Genetic Information Nondiscrimination Act

Genetic Information Nondiscrimination Act (GINA)

People with Tourette Syndrome and their families are concerned about being denied insurance or employment, simply because there may be a history of TS in their family. Without protections on the disclosure and use of genetic information, people will be reluctant to participate in critical research, undertake certain types of therapies, or give a full family medical history to treating physicians.

      The bipartisan Genetic Information Nondiscrimination Act (S.358 or H.R. 493), passed by Congress and signed into law, establishes strong protections against discrimination based on genetic information, both in health insurance and employment. Support for this legislation came from a wide range of organizations representing patients, medical professionals, families and employees. The new law will give all Americans the comprehensive protections against genetic discrimination in health insurance and employment they deserve.

With regard to health insurance discrimination, the law will:

    • PROHIBIT enrollment restriction and premium adjustment on the basis of genetic information or genetic services;
    • PREVENT health plans and insurers from requesting or requiring that an individual take a genetic test;
    • PREVENT health plans and insurers from pursuing or being provided information on predictive genetic information or genetic services prior to enrollment – the time when this information is most likely to be used in making enrollment decisions.
    • COVER all health insurance programs, including those regulated by the federal government under ERISA, state regulated plans, Medigap, and the individual market.

With regard to employment discrimination, the law will:

PROHIBIT discrimination in hiring, compensation, and other personnel processes;
PROHIBIT the collection of genetic information, and allow genetic testing only to monitor the adverse effects of hazardous workplace exposures;
REQUIRE genetic information possessed by employers to be confidentially maintained and disclosed only to the employee or under other tightly controlled circumstances; and
COVER employers, employment agencies, labor organizations, and training programs.

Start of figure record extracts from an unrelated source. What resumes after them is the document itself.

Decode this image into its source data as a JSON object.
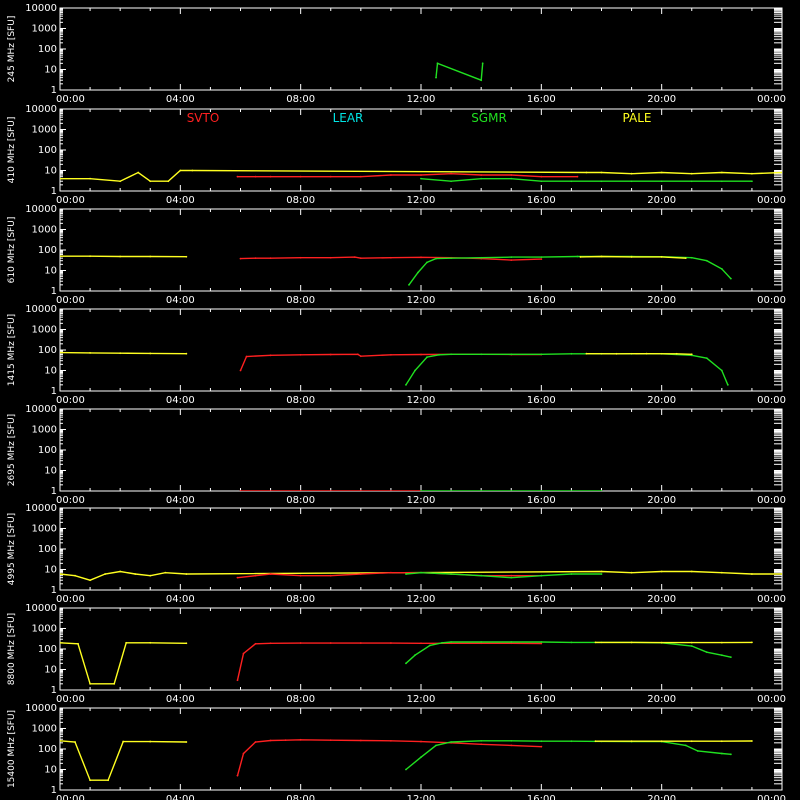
{
  "chart_data": {
    "type": "scatter",
    "x_ticks": [
      "00:00",
      "04:00",
      "08:00",
      "12:00",
      "16:00",
      "20:00",
      "00:00"
    ],
    "y_ticks": [
      "1",
      "10",
      "100",
      "1000",
      "10000"
    ],
    "y_scale": "log",
    "ylim": [
      1,
      10000
    ],
    "xlim_hours": [
      0,
      24
    ],
    "stations": [
      {
        "name": "SVTO",
        "color": "#ff2020"
      },
      {
        "name": "LEAR",
        "color": "#00e5e5"
      },
      {
        "name": "SGMR",
        "color": "#20e020"
      },
      {
        "name": "PALE",
        "color": "#ffff20"
      }
    ],
    "panels": [
      {
        "ylabel": "245 MHz [SFU]",
        "series": [
          {
            "station": "SGMR",
            "x": [
              12.5,
              12.55,
              14.0,
              14.05
            ],
            "y": [
              4,
              20,
              3,
              20
            ]
          }
        ]
      },
      {
        "ylabel": "410 MHz [SFU]",
        "legend": true,
        "series": [
          {
            "station": "PALE",
            "x": [
              0,
              1,
              2,
              2.6,
              3.0,
              3.6,
              4.0,
              4.4,
              17.5,
              18,
              19,
              20,
              21,
              22,
              23,
              24
            ],
            "y": [
              4,
              4,
              3,
              8,
              3,
              3,
              10,
              10,
              8,
              8,
              7,
              8,
              7,
              8,
              7,
              8
            ]
          },
          {
            "station": "SVTO",
            "x": [
              5.9,
              6.5,
              7,
              8,
              9,
              10,
              11,
              12,
              13,
              14,
              15,
              16,
              17.2
            ],
            "y": [
              5,
              5,
              5,
              5,
              5,
              5,
              6,
              6,
              7,
              6,
              6,
              5,
              5
            ]
          },
          {
            "station": "SGMR",
            "x": [
              12,
              13,
              14,
              15,
              16,
              17,
              18,
              19,
              20,
              21,
              22,
              23
            ],
            "y": [
              4,
              3,
              4,
              4,
              3,
              3,
              3,
              3,
              3,
              3,
              3,
              3
            ]
          }
        ]
      },
      {
        "ylabel": "610 MHz [SFU]",
        "series": [
          {
            "station": "PALE",
            "x": [
              0,
              1,
              2,
              3,
              4.2
            ],
            "y": [
              50,
              50,
              48,
              48,
              47
            ]
          },
          {
            "station": "SVTO",
            "x": [
              6.0,
              6.5,
              7,
              8,
              9,
              9.8,
              10,
              11,
              12,
              13,
              14,
              15,
              16.0
            ],
            "y": [
              38,
              40,
              40,
              42,
              42,
              45,
              40,
              42,
              44,
              42,
              38,
              32,
              36
            ]
          },
          {
            "station": "SGMR",
            "x": [
              11.6,
              11.9,
              12.2,
              12.5,
              13,
              14,
              15,
              16,
              17.2,
              18,
              19,
              20,
              21,
              21.5,
              22,
              22.3
            ],
            "y": [
              2,
              8,
              25,
              38,
              40,
              42,
              45,
              45,
              48,
              48,
              48,
              47,
              42,
              30,
              12,
              4
            ]
          },
          {
            "station": "PALE",
            "x": [
              17.3,
              18,
              19,
              20,
              20.8
            ],
            "y": [
              46,
              48,
              46,
              46,
              40
            ]
          }
        ]
      },
      {
        "ylabel": "1415 MHz [SFU]",
        "series": [
          {
            "station": "PALE",
            "x": [
              0,
              1,
              2,
              3,
              4.2
            ],
            "y": [
              75,
              72,
              70,
              68,
              66
            ]
          },
          {
            "station": "SVTO",
            "x": [
              6.0,
              6.2,
              7,
              8,
              9,
              9.9,
              10,
              11,
              12,
              13,
              14,
              15,
              16.0
            ],
            "y": [
              10,
              48,
              55,
              58,
              60,
              62,
              50,
              58,
              60,
              62,
              62,
              60,
              60
            ]
          },
          {
            "station": "SGMR",
            "x": [
              11.5,
              11.8,
              12.2,
              12.6,
              13,
              14,
              15,
              16,
              17,
              18,
              19,
              20,
              21,
              21.5,
              22.0,
              22.2
            ],
            "y": [
              2,
              10,
              45,
              58,
              62,
              62,
              62,
              62,
              65,
              65,
              65,
              65,
              55,
              40,
              10,
              2
            ]
          },
          {
            "station": "PALE",
            "x": [
              17.5,
              18.5,
              19.5,
              20.5,
              21
            ],
            "y": [
              66,
              65,
              66,
              65,
              62
            ]
          }
        ]
      },
      {
        "ylabel": "2695 MHz [SFU]",
        "series": [
          {
            "station": "SVTO",
            "x": [
              6,
              8,
              10,
              12
            ],
            "y": [
              1,
              1,
              1,
              1
            ]
          },
          {
            "station": "SGMR",
            "x": [
              12,
              14,
              16,
              18
            ],
            "y": [
              1,
              1,
              1,
              1
            ]
          }
        ]
      },
      {
        "ylabel": "4995 MHz [SFU]",
        "series": [
          {
            "station": "PALE",
            "x": [
              0,
              0.5,
              1,
              1.5,
              2,
              2.5,
              3,
              3.5,
              4.2,
              18,
              19,
              20,
              21,
              22,
              23,
              24
            ],
            "y": [
              6,
              5,
              3,
              6,
              8,
              6,
              5,
              7,
              6,
              8,
              7,
              8,
              8,
              7,
              6,
              6
            ]
          },
          {
            "station": "SVTO",
            "x": [
              5.9,
              6.5,
              7,
              8,
              9,
              10,
              11,
              12,
              13,
              14,
              15,
              16
            ],
            "y": [
              4,
              5,
              6,
              5,
              5,
              6,
              7,
              7,
              6,
              5,
              5,
              5
            ]
          },
          {
            "station": "SGMR",
            "x": [
              11.5,
              12,
              13,
              14,
              15,
              16,
              17,
              18
            ],
            "y": [
              6,
              7,
              6,
              5,
              4,
              5,
              6,
              6
            ]
          }
        ]
      },
      {
        "ylabel": "8800 MHz [SFU]",
        "series": [
          {
            "station": "PALE",
            "x": [
              0,
              0.6,
              1.0,
              1.8,
              2.2,
              3,
              4.2
            ],
            "y": [
              200,
              180,
              2,
              2,
              200,
              200,
              190
            ]
          },
          {
            "station": "SVTO",
            "x": [
              5.9,
              6.1,
              6.5,
              7,
              8,
              9,
              10,
              11,
              12,
              13,
              14,
              15,
              16
            ],
            "y": [
              3,
              60,
              180,
              190,
              195,
              195,
              195,
              195,
              190,
              190,
              190,
              190,
              185
            ]
          },
          {
            "station": "SGMR",
            "x": [
              11.5,
              11.8,
              12.3,
              12.7,
              13,
              14,
              15,
              16,
              17,
              18,
              19,
              20,
              21,
              21.5,
              22,
              22.3
            ],
            "y": [
              20,
              50,
              150,
              200,
              220,
              220,
              220,
              220,
              210,
              210,
              210,
              200,
              140,
              70,
              50,
              40
            ]
          },
          {
            "station": "PALE",
            "x": [
              17.8,
              19,
              20,
              21,
              22,
              23
            ],
            "y": [
              210,
              210,
              205,
              205,
              205,
              210
            ]
          }
        ]
      },
      {
        "ylabel": "15400 MHz [SFU]",
        "series": [
          {
            "station": "PALE",
            "x": [
              0,
              0.5,
              1.0,
              1.6,
              2.1,
              3,
              4.2
            ],
            "y": [
              250,
              220,
              3,
              3,
              230,
              230,
              220
            ]
          },
          {
            "station": "SVTO",
            "x": [
              5.9,
              6.1,
              6.5,
              7,
              7.5,
              8,
              9,
              10,
              11,
              12,
              13,
              14,
              15,
              16
            ],
            "y": [
              5,
              60,
              220,
              260,
              270,
              280,
              270,
              260,
              250,
              230,
              200,
              170,
              150,
              130
            ]
          },
          {
            "station": "SGMR",
            "x": [
              11.5,
              12,
              12.5,
              13,
              14,
              15,
              16,
              17,
              18,
              19,
              20,
              20.8,
              21.2,
              22,
              22.3
            ],
            "y": [
              10,
              40,
              150,
              220,
              250,
              250,
              240,
              240,
              235,
              230,
              230,
              150,
              80,
              60,
              55
            ]
          },
          {
            "station": "PALE",
            "x": [
              17.8,
              19,
              20,
              21,
              22,
              23
            ],
            "y": [
              240,
              240,
              240,
              240,
              240,
              245
            ]
          }
        ]
      }
    ]
  }
}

More recently, the Office of Civil Rights within the Department of Health and Human Services (HHS) issued a Proposed Rule that provides a new federal baseline level of protection against genetic discrimination in health care coverage and employment, attempts to implement new privacy and confidentiality protections, which deal with nondiscrimination in health care coverage, and makes changes to the Health Insurance Portability and Accountability Act (HIPAA) Privacy Rule. The Privacy Rule protects individuals’ health information by limiting how it can be used or disclosed by “covered entities,” which includes health insurers and plans.

First, the proposed rule clarifies that genetic information is protected health information and therefore subject to the Privacy Rule.

Second, GINA requires HHS to change the Privacy Rule to prohibit health plans from using or disclosing genetic information for underwriting purposes, including determining eligibility or benefits, calculating premiums or contribution amounts, and imposing pre-existing condition exclusions.

Third, The Office of Civil Rights proposes to require plans that use or disclose protected information for underwriting purposes to include a statement in their Notice of Privacy Practices that they are prohibited from using or disclosing genetic information for underwriting purposes.